DAVE WOODS bemoaned the bloopers committed by his York City Knights side after they lost at arch-rivals Hunslet.

The Knights were well in the game at the John Charles Stadium yesterday but gaffes in defence and, more glaringly, in attack cost them dearly as they lost 34-18 to the Championship One leaders.

They also suffered again at the hands of referee Clint Sharrad, as they trailed 7-0 at half-time in the penalty count, finishing 11-7 down at full-time. Sharrad earned York fans’ wrath with his performance when the Knights lost at Blackpool earlier in the season.

Woods said: “Every time we got back into the game we did something stupid and let them back in again. I’m not happy with it at all. I expect a lot more than that.

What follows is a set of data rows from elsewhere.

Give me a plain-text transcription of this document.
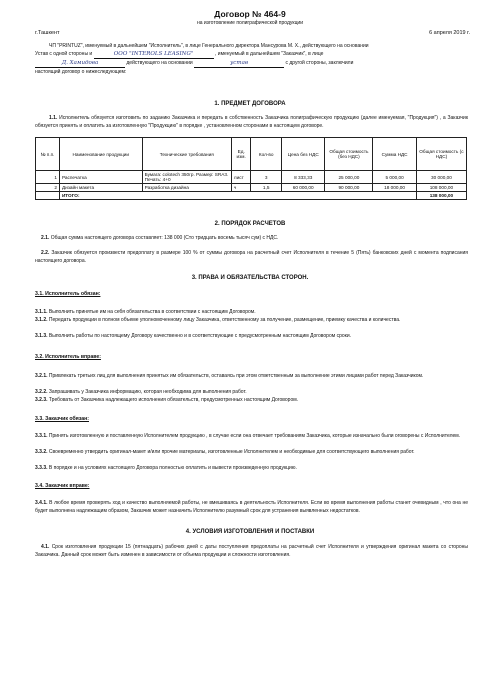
Договор № 464-9
на изготовление полиграфической продукции
г.Ташкент	6 апреля 2019 г.
ЧП "PRINTUZ", именуемый в дальнейшем "Исполнитель", в лице Генерального директора Мансурова М. Х., действующего на основании
Устав с одной стороны и	OOO "INTEROLS LEASING"	, именуемый в дальнейшем "Заказчик", в лице
Д. Хамидова	действующего на основании	устав	с другой стороны, заключили
настоящий договор о нижеследующем:
1. ПРЕДМЕТ ДОГОВОРА
1.1. Исполнитель обязуется изготовить по заданию Заказчика и передать в собственность Заказчика полиграфическую продукцию (далее именуемая, "Продукция") , а Заказчик обязуется принять и оплатить за изготовленную "Продукцию" в порядке , установленном сторонами в настоящем договоре.
№ п.п.	Наименование продукции	Технические требования	Ед. изм.	Кол-во	Цена без НДС	Общая стоимость (без НДС)	Сумма НДС	Общая стоимость (с НДС)
1	Распечатка	Бумага: colotech 350гр. Размер: SRA3. Печать: 4+0	лист	3	8 333,33	25 000,00	5 000,00	30 000,00
2	Дизайн макета	Разработка дизайна	ч	1,5	60 000,00	90 000,00	18 000,00	108 000,00
	ИТОГО:							138 000,00
2. ПОРЯДОК РАСЧЕТОВ
2.1. Общая сумма настоящего договора составляет: 138 000 (Сто тридцать восемь тысяч сум) с НДС.
2.2. Заказчик обязуется произвести предоплату в размере 100 % от суммы договора на расчетный счет Исполнителя в течение 5 (Пять) банковских дней с момента подписания настоящего договора.
3. ПРАВА И ОБЯЗАТЕЛЬСТВА СТОРОН.
3.1. Исполнитель обязан:
3.1.1. Выполнить принятые им на себя обязательства в соответствии с настоящим Договором.
3.1.2. Передать продукции в полном объеме уполномоченному лицу Заказчика, ответственному за получение, размещение, приемку качества и количества.
3.1.3. Выполнить работы по настоящему Договору качественно и в соответствующие с предусмотренным настоящим Договором сроки.
3.2. Исполнитель вправе:
3.2.1. Привлекать третьих лиц для выполнения принятых им обязательств, оставаясь при этом ответственным за выполнение этими лицами работ перед Заказчиком.
3.2.2. Запрашивать у Заказчика информацию, которая необходима для выполнения работ.
3.2.3. Требовать от Заказчика надлежащего исполнения обязательств, предусмотренных настоящим Договором.
3.3. Заказчик обязан:
3.3.1. Принять изготовленную и поставленную Исполнителем продукцию , в случае если она отвечает требованиям Заказчика, которые изначально были оговорены с Исполнителем.
3.3.2. Своевременно утвердить оригинал-макет и/или прочие материалы, изготовленные Исполнителем и необходимые для соответствующего выполнения работ.
3.3.3. В порядке и на условиях настоящего Договора полностью оплатить и вывести произведенную продукцию.
3.4. Заказчик вправе:
3.4.1. В любое время проверять ход и качество выполняемой работы, не вмешиваясь в деятельность Исполнителя. Если во время выполнения работы станет очевидным , что она не будет выполнена надлежащим образом, Заказчик может назначить Исполнителю разумный срок для устранения выявленных недостатков.
4. УСЛОВИЯ ИЗГОТОВЛЕНИЯ И ПОСТАВКИ
4.1. Срок изготовления продукции 15 (пятнадцать) рабочих дней с даты поступления предоплаты на расчетный счет Исполнителя и утверждения оригинал макета со стороны Заказчика. Данный срок может быть изменен в зависимости от объема продукции и сложности изготовления.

“We also played too much one-out rugby. We asked them to mix it up a bit and when we did do it we looked really good with the ball. But we were too content just to carry the ball forward.

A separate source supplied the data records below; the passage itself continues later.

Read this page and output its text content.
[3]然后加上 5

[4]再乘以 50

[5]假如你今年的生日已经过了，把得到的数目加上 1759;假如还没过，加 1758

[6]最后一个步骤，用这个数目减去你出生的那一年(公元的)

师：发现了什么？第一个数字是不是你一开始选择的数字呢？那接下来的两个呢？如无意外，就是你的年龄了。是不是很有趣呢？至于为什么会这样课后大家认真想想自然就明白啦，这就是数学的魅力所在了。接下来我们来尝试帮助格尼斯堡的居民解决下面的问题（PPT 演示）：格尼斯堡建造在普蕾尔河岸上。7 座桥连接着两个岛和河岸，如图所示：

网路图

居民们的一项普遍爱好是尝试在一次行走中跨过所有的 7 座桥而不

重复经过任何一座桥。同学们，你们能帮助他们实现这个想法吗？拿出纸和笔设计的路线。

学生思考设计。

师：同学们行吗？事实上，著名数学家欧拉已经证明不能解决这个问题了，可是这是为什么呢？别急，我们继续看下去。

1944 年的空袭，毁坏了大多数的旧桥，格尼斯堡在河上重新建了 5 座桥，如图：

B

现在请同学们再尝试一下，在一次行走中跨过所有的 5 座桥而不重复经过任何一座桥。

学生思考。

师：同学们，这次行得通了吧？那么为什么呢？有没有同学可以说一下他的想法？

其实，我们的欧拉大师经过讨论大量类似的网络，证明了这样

Brett Waller and Jack Stearman did good jobs going forward and made lots of yards, but we needed more push with them.”

The most notable errors were by full-back Danny Wilson, who, after the Knights had got on top, fumbled a chip on his own goal-line for former Knights player-coach Paul March to steal in and take the Hawks two scores clear again, and prop Nathan Freer, who, with the Knights pressing again, went in at acting-half and kicked the ball out of play.

Woods said: “He (Wilson) took it too easy and you can’t do that. He went up for it and caught it but Paul March took it straight off him. You can’t afford to do things like that.

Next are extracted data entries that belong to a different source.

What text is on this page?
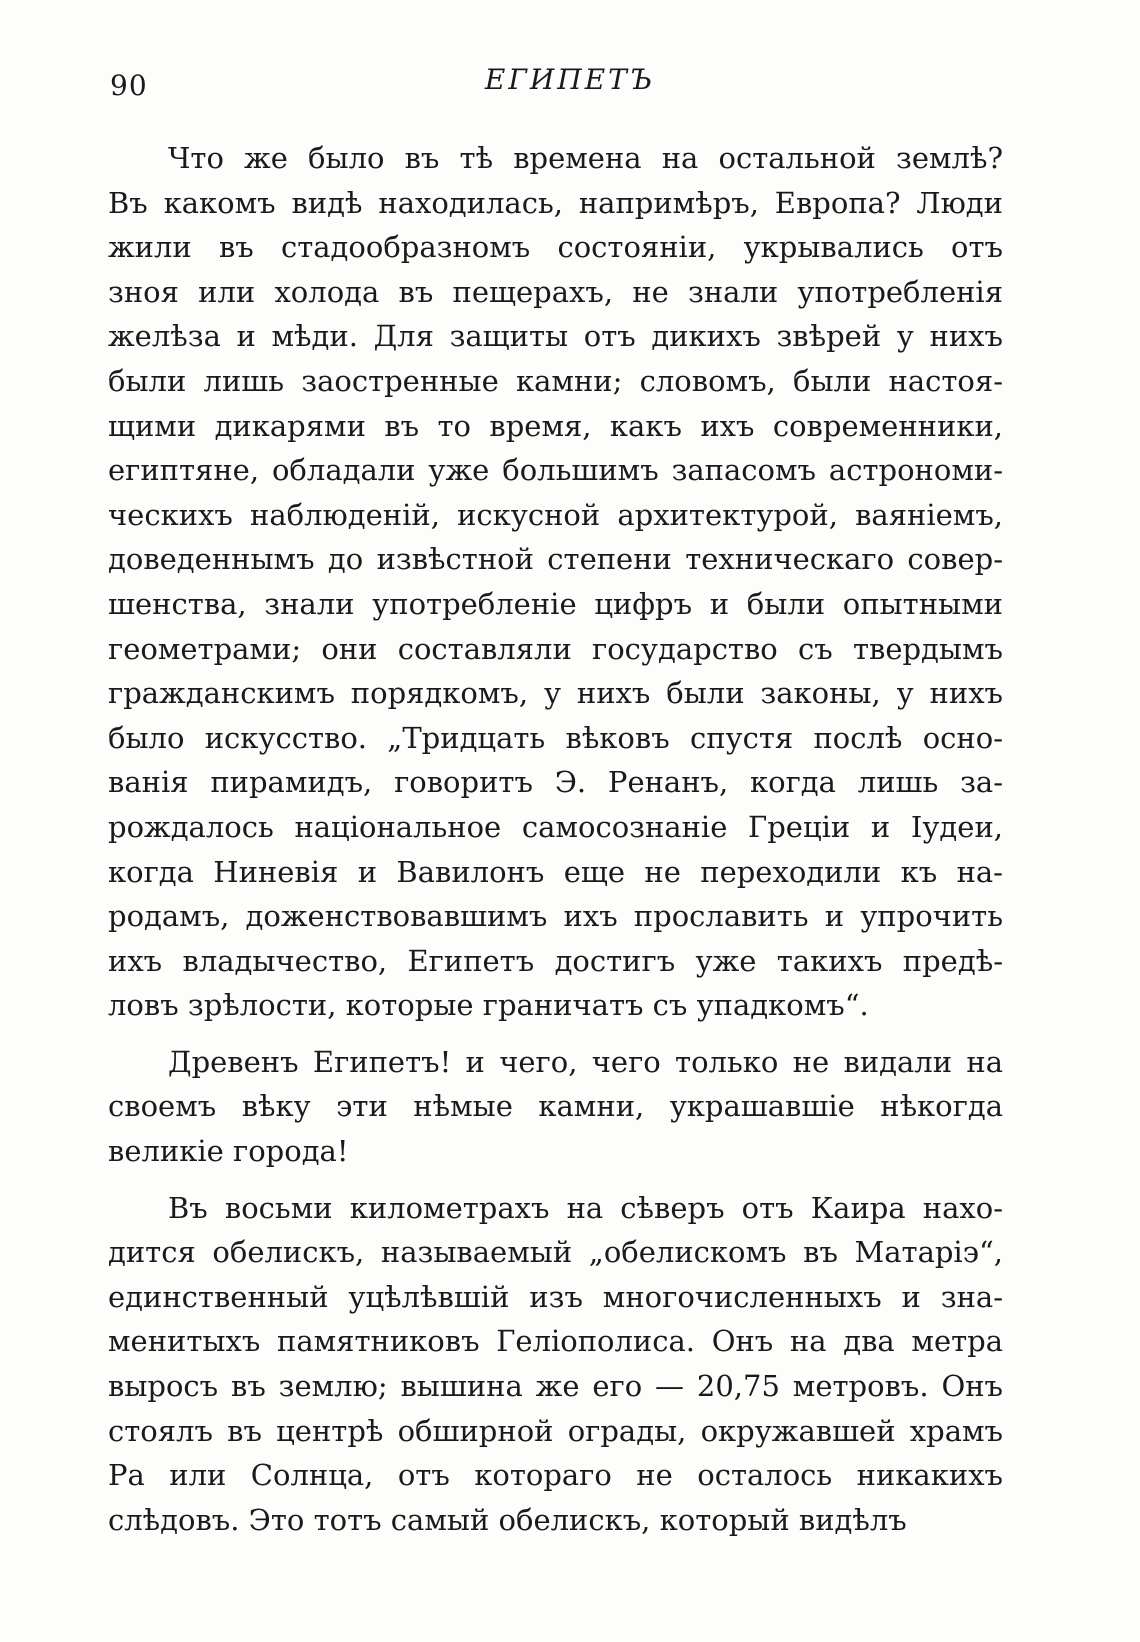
90	ЕГИПЕТЪ
Что же было въ тѣ времена на остальной землѣ?
Въ какомъ видѣ находилась, напримѣръ, Европа? Люди
жили въ стадообразномъ состоянiи, укрывались отъ
зноя или холода въ пещерахъ, не знали употребленiя
желѣза и мѣди. Для защиты отъ дикихъ звѣрей у нихъ
были лишь заостренные камни; словомъ, были настоя-
щими дикарями въ то время, какъ ихъ современники,
египтяне, обладали уже большимъ запасомъ астрономи-
ческихъ наблюденiй, искусной архитектурой, ваянiемъ,
доведеннымъ до извѣстной степени техническаго совер-
шенства, знали употребленiе цифръ и были опытными
геометрами; они составляли государство съ твердымъ
гражданскимъ порядкомъ, у нихъ были законы, у нихъ
было искусство. „Тридцать вѣковъ спустя послѣ осно-
ванiя пирамидъ, говоритъ Э. Ренанъ, когда лишь за-
рождалось нацiональное самосознанiе Грецiи и Iудеи,
когда Ниневiя и Вавилонъ еще не переходили къ на-
родамъ, доженствовавшимъ ихъ прославить и упрочить
ихъ владычество, Египетъ достигъ уже такихъ предѣ-
ловъ зрѣлости, которые граничатъ съ упадкомъ“.
Древенъ Египетъ! и чего, чего только не видали на
своемъ вѣку эти нѣмые камни, украшавшiе нѣкогда
великiе города!
Въ восьми километрахъ на сѣверъ отъ Каира нахо-
дится обелискъ, называемый „обелискомъ въ Матарiэ“,
единственный уцѣлѣвшiй изъ многочисленныхъ и зна-
менитыхъ памятниковъ Гелiополиса. Онъ на два метра
выросъ въ землю; вышина же его — 20,75 метровъ. Онъ
стоялъ въ центрѣ обширной ограды, окружавшей храмъ
Ра или Солнца, отъ котораго не осталось никакихъ
слѣдовъ. Это тотъ самый обелискъ, который видѣлъ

“Then (when Freer kicked), Jack Lee was at first receiver calling for the ball, and he does that. We took far too many wrong options.”

At least Freer was aware enough to go in at dummy-half. Woods added: “Our reactions weren’t quick or good enough. We’ve been doing work on that but we’ve failed on that yesterday.

Wayne Reittie did some good things but he came up with three poor errors, and you can’t do that.”

Woods added: “They got the Wilson try, they got the two tries going from dummy-half. That’s 18 points just there that we’ve gifted them without them even trying. Yet we were still in the game – that’s what’s so disappointing.

“Hunslet are supposed to be the best in the competition and they had that penalty count and our errors, and we had players out and lost Danny Allan (to concussion). There were all these things and we were still in it.”

Woods admitted he had a word with Mancunian official Sharrad as he walked off at half-time.

“I just mentioned there were two teams,” he said. “We’ve worked really hard on our discipline. One week you only give a penalty away after 30 minutes and only three in the whole game, and the next week you’re about 10-0 down (on the penalty count) at half-time – yet your discipline hasn’t changed that much.

“There was the try from Danny Ratcliffe. It was a planned move so he knows he has to stay on-side but they called him offside.

“Some of his decisions were really ordinary.”